Re: [Numpy-discussion] "expected a single-segment buffer object"

2008-07-10 Thread Robert Kern
On Thu, Jul 10, 2008 at 10:33, Anne Archibald <[EMAIL PROTECTED]> wrote:
> 2008/7/9 Robert Kern <[EMAIL PROTECTED]>:
>
>> Because that's just what a buffer= argument *is*. It is not a place
>> for presenting the starting pointer to exotically-strided memory. Use
>> __array_interface__s to describe the full range of representable
>> memory. See below.
>
> Aha! Is this stuff documented somewhere?

_The Guide to Numpy_, section 3.1.4.

-- 
Robert Kern

"I have come to believe that the whole world is an enigma, a harmless
enigma that is made terrible by our own mad attempt to interpret it as
though it had an underlying truth."
 -- Umberto Eco
___
Numpy-discussion mailing list
Numpy-discussion@scipy.org
http://projects.scipy.org/mailman/listinfo/numpy-discussion


Re: [Numpy-discussion] "expected a single-segment buffer object"
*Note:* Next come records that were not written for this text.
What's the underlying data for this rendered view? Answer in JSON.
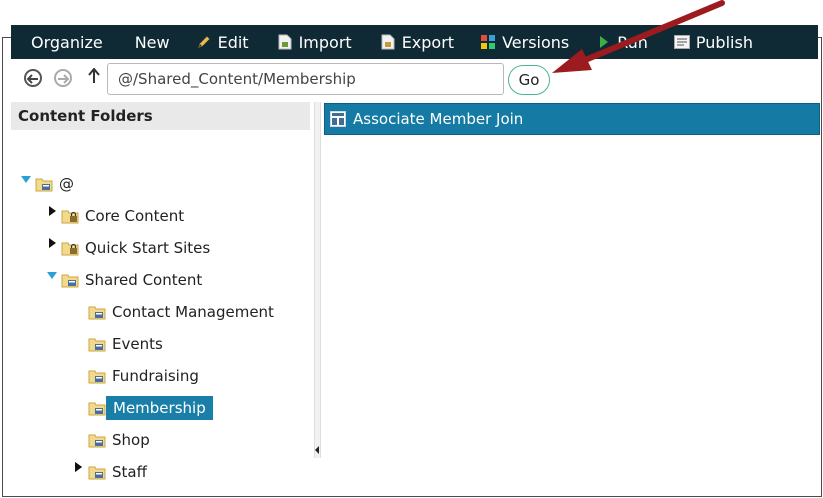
{
  "toolbar": {
    "organize": "Organize",
    "new": "New",
    "edit": "Edit",
    "import": "Import",
    "export": "Export",
    "versions": "Versions",
    "run": "Run",
    "publish": "Publish"
  },
  "nav": {
    "path": "@/Shared_Content/Membership",
    "go_label": "Go"
  },
  "left_panel": {
    "title": "Content Folders",
    "tree": {
      "root": "@",
      "core_content": "Core Content",
      "quick_start_sites": "Quick Start Sites",
      "shared_content": "Shared Content",
      "contact_management": "Contact Management",
      "events": "Events",
      "fundraising": "Fundraising",
      "membership": "Membership",
      "shop": "Shop",
      "staff": "Staff"
    }
  },
  "right_panel": {
    "items": [
      "Associate Member Join"
    ]
  },
  "colors": {
    "toolbar_bg": "#0f2a35",
    "selection": "#1a7fa8",
    "annotation_arrow": "#9b1b1f"
  },
  "icons": {
    "edit": "pencil-icon",
    "import": "import-file-icon",
    "export": "export-file-icon",
    "versions": "versions-grid-icon",
    "run": "play-icon",
    "publish": "publish-icon",
    "back": "back-arrow-icon",
    "forward": "forward-arrow-icon",
    "up": "up-arrow-icon",
    "folder": "folder-icon",
    "locked_folder": "locked-folder-icon",
    "content_item": "content-item-icon"
  }
}
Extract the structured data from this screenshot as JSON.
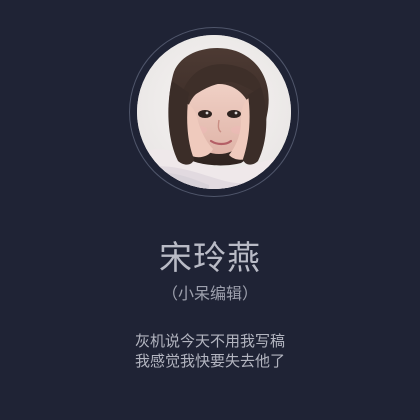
{
  "profile": {
    "avatar_icon": "profile-photo",
    "name": "宋玲燕",
    "subtitle": "（小呆编辑）",
    "bio_lines": [
      "灰机说今天不用我写稿",
      "我感觉我快要失去他了"
    ]
  },
  "colors": {
    "background": "#1f2335",
    "name": "#b9bbc6",
    "text": "#b3b5c0"
  }
}
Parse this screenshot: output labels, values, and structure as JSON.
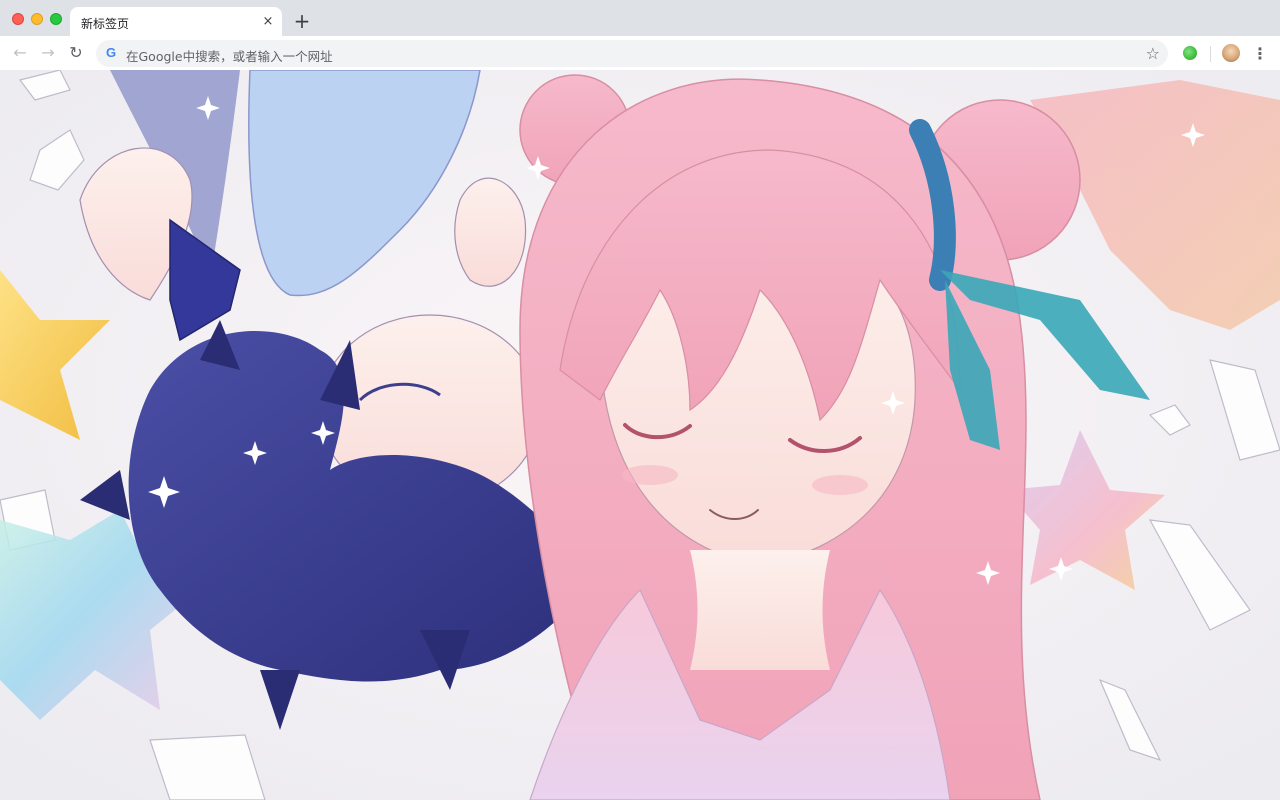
{
  "window": {
    "controls": [
      "close",
      "minimize",
      "maximize"
    ]
  },
  "tab": {
    "title": "新标签页",
    "close_icon": "×"
  },
  "new_tab_icon": "+",
  "toolbar": {
    "back_icon": "←",
    "forward_icon": "→",
    "reload_icon": "↻",
    "google_logo": "G",
    "omnibox_placeholder": "在Google中搜索，或者输入一个网址",
    "bookmark_icon": "☆",
    "menu_icon": "⋮"
  },
  "wallpaper": {
    "description_icon": "anime-wallpaper-icon",
    "palette": {
      "pink_hair": "#f4b3c6",
      "navy_hair": "#3a3e8f",
      "teal_ribbon": "#3aa7b7",
      "star_yellow": "#f2c23a",
      "background": "#f3f1f4"
    }
  }
}
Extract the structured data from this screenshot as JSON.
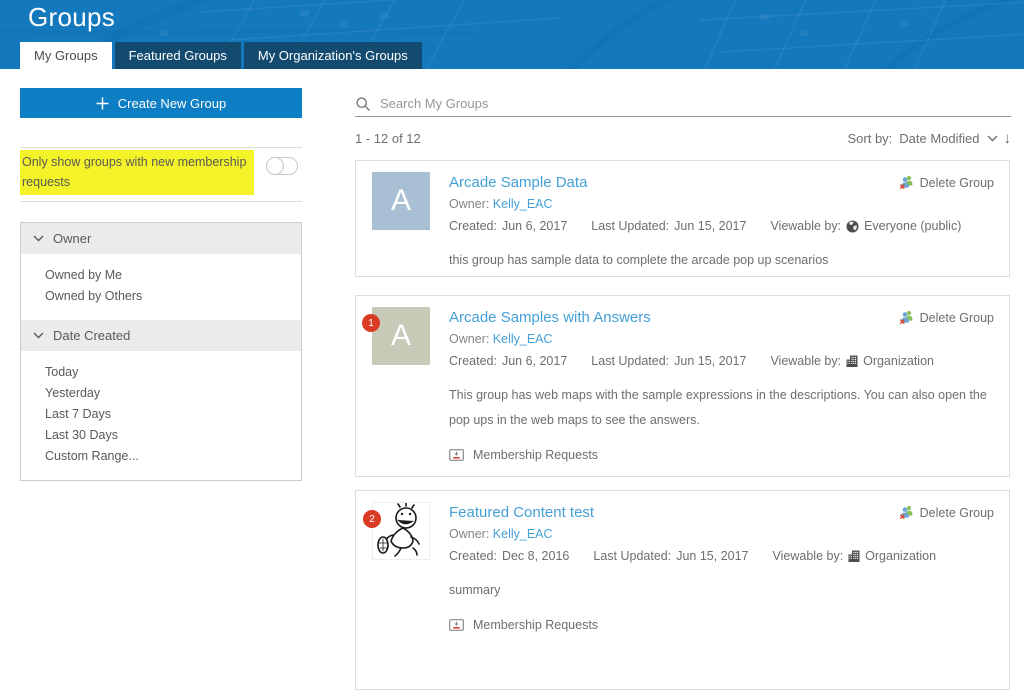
{
  "header": {
    "title": "Groups",
    "tabs": [
      {
        "label": "My Groups",
        "active": true
      },
      {
        "label": "Featured Groups",
        "active": false
      },
      {
        "label": "My Organization's Groups",
        "active": false
      }
    ]
  },
  "sidebar": {
    "create_button_label": "Create New Group",
    "toggle_label": "Only show groups with new membership requests",
    "toggle_state": "off",
    "filters": [
      {
        "title": "Owner",
        "items": [
          "Owned by Me",
          "Owned by Others"
        ]
      },
      {
        "title": "Date Created",
        "items": [
          "Today",
          "Yesterday",
          "Last 7 Days",
          "Last 30 Days",
          "Custom Range..."
        ]
      }
    ]
  },
  "main": {
    "search_placeholder": "Search My Groups",
    "result_count": "1 - 12 of 12",
    "sort_label": "Sort by:",
    "sort_value": "Date Modified",
    "cards": [
      {
        "thumb_letter": "A",
        "title": "Arcade Sample Data",
        "owner_label": "Owner:",
        "owner_name": "Kelly_EAC",
        "created_label": "Created:",
        "created_value": "Jun 6, 2017",
        "updated_label": "Last Updated:",
        "updated_value": "Jun 15, 2017",
        "viewable_label": "Viewable by:",
        "viewable_value": "Everyone (public)",
        "description": "this group has sample data to complete the arcade pop up scenarios",
        "delete_label": "Delete Group"
      },
      {
        "badge": "1",
        "thumb_letter": "A",
        "title": "Arcade Samples with Answers",
        "owner_label": "Owner:",
        "owner_name": "Kelly_EAC",
        "created_label": "Created:",
        "created_value": "Jun 6, 2017",
        "updated_label": "Last Updated:",
        "updated_value": "Jun 15, 2017",
        "viewable_label": "Viewable by:",
        "viewable_value": "Organization",
        "description": "This group has web maps with the sample expressions in the descriptions. You can also open the pop ups in the web maps to see the answers.",
        "membership_label": "Membership Requests",
        "delete_label": "Delete Group"
      },
      {
        "badge": "2",
        "title": "Featured Content test",
        "owner_label": "Owner:",
        "owner_name": "Kelly_EAC",
        "created_label": "Created:",
        "created_value": "Dec 8, 2016",
        "updated_label": "Last Updated:",
        "updated_value": "Jun 15, 2017",
        "viewable_label": "Viewable by:",
        "viewable_value": "Organization",
        "description": "summary",
        "membership_label": "Membership Requests",
        "delete_label": "Delete Group"
      }
    ]
  },
  "colors": {
    "header_blue": "#1478bd",
    "tab_inactive_blue": "#134a70",
    "button_blue": "#0d7ec4",
    "link_blue": "#45a0d8",
    "highlight_yellow": "#f4f327",
    "badge_red": "#d93b25",
    "thumb_blue": "#a9c0d4",
    "thumb_sage": "#c6cab6"
  }
}
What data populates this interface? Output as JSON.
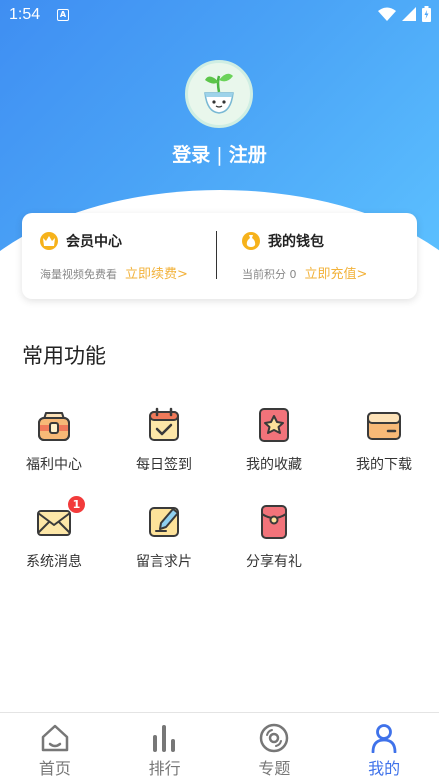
{
  "status_bar": {
    "time": "1:54",
    "notification_glyph": "A"
  },
  "profile": {
    "login": "登录",
    "separator": "|",
    "register": "注册"
  },
  "card": {
    "member": {
      "title": "会员中心",
      "note": "海量视频免费看",
      "action": "立即续费>"
    },
    "wallet": {
      "title": "我的钱包",
      "note_label": "当前积分",
      "points": "0",
      "action": "立即充值>"
    }
  },
  "section_title": "常用功能",
  "features": [
    {
      "label": "福利中心",
      "icon": "gift-box-icon"
    },
    {
      "label": "每日签到",
      "icon": "calendar-check-icon"
    },
    {
      "label": "我的收藏",
      "icon": "star-icon"
    },
    {
      "label": "我的下载",
      "icon": "folder-icon"
    },
    {
      "label": "系统消息",
      "icon": "envelope-icon",
      "badge": "1"
    },
    {
      "label": "留言求片",
      "icon": "edit-note-icon"
    },
    {
      "label": "分享有礼",
      "icon": "red-envelope-icon"
    }
  ],
  "nav": [
    {
      "label": "首页",
      "icon": "home-icon"
    },
    {
      "label": "排行",
      "icon": "bar-chart-icon"
    },
    {
      "label": "专题",
      "icon": "disc-icon"
    },
    {
      "label": "我的",
      "icon": "user-icon",
      "active": true
    }
  ],
  "colors": {
    "primary": "#3f72ea",
    "accent_gold": "#f2b23a",
    "badge_red": "#f23b3b"
  }
}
2008-07-10 Thread Charles R Harris
On Thu, Jul 10, 2008 at 2:25 PM, Anne Archibald <[EMAIL PROTECTED]>
wrote:

> 2008/7/10 Charles R Harris <[EMAIL PROTECTED]>:
>
> > On Thu, Jul 10, 2008 at 9:33 AM, Anne Archibald <
> [EMAIL PROTECTED]>
> > wrote:
> >>
> >> 2008/7/9 Robert Kern <[EMAIL PROTECTED]>:
> >>
> >> > Because that's just what a buffer= argument *is*. It is not a place
> >> > for presenting the starting pointer to exotically-strided memory. Use
> >> > __array_interface__s to describe the full range of representable
> >> > memory. See below.
> >>
> >> Aha! Is this stuff documented somewhere?
> >>
> >> > I was about a week ahead of you. See numpy/lib/stride_tricks.py in the
> >> > trunk.
> >>
> >> Nice! Unfortunately it can't quite do what I want... for the linear
> >> algebra I need something that can broadcast all but certain axes. For
> >> example, take an array of matrices and an array of vectors. The
> >> "array" axes need broadcasting, but you can't broadcast on all axes
> >> without (incorrectly) turning the vector into a matrix. I've written a
> >> (messy) implementation, but the corner cases are giving me headaches.
> >> I'll let you know when I have something that works.
> >
> > I think something like a matrix/vector dtype would be another way to go
> for
> > stacks of matrices and vectors. It would have to be a user defined type
> to
> > fit into the current type hierarchy for ufuncs, but I think the base
> > machinery is there with the generic inner loops.
>
> There's definitely room for discussion about how such a linear algebra
> system should ultimately work. In the short term, though, I think it's
> valuable to create a prototype system, even if much of the looping has
> to be in python, just to figure out how it should look to the user.
>
> For example, I'm not sure whether a matrix/vector dtype would make
> easy things like indexing operations - fancy indexing spanning both
> array and matrix axes,


True enough. And I would expect the ufunc approach to require the sub
matrices to be contiguous. In any case, ufuncs aren't ready for this yet, in
fact they aren't ready for string types or other numeric types, so there is
a lot of work to be done just at that level.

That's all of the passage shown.